For y = A + B log x the result is the same as the transformation method:

>>> x = numpy.array([1, 7, 20, 50, 79])
>>> y = numpy.array([10, 19, 30, 35, 51])
>>> scipy.optimize.curve_fit(lambda t,a,b: a+b*numpy.log(t),  x,  y)
(array([ 6.61867467,  8.46295606]), 
 array([[ 28.15948002,  -7.89609542],
        [ -7.89609542,   2.9857172 ]]))
# y ≈ 6.62 + 8.46 log(x)

For y = Ae^Bx, however, we can get a better fit since it computes Δ(log y) directly.
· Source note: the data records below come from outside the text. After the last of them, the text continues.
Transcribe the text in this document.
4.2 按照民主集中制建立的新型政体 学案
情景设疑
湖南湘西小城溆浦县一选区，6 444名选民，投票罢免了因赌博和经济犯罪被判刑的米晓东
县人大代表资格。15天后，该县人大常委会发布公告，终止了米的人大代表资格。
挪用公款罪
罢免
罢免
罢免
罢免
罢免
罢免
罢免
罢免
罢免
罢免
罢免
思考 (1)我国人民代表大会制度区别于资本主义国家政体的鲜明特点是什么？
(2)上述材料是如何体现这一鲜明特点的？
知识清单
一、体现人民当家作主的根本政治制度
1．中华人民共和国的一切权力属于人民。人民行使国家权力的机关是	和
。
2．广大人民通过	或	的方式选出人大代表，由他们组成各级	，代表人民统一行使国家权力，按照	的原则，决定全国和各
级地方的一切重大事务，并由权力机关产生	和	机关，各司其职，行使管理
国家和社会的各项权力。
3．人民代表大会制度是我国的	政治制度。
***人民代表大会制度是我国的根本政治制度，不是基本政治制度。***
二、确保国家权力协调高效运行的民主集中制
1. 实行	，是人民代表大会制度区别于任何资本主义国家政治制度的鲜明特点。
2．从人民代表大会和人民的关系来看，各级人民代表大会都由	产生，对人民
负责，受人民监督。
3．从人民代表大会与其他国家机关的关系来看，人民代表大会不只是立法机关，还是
But we need to provide an initialize guess so curve_fit can reach the desired local minimum.

>>> x = numpy.array([10, 19, 30, 35, 51])
>>> y = numpy.array([1, 7, 20, 50, 79])
>>> scipy.optimize.curve_fit(lambda t,a,b: a*numpy.exp(b*t),  x,  y)
(array([  5.60728326e-21,   9.99993501e-01]),
 array([[  4.14809412e-27,  -1.45078961e-08],
        [ -1.45078961e-08,   5.07411462e+10]]))
# oops, definitely wrong.
>>> scipy.optimize.curve_fit(lambda t,a,b: a*numpy.exp(b*t),  x,  y,  p0=(4, 0.1))
(array([ 4.88003249,  0.05531256]),
 array([[  1.01261314e+01,  -4.31940132e-02],
        [ -4.31940132e-02,   1.91188656e-04]]))
# y ≈ 4.88 exp(0.0553 x). much better.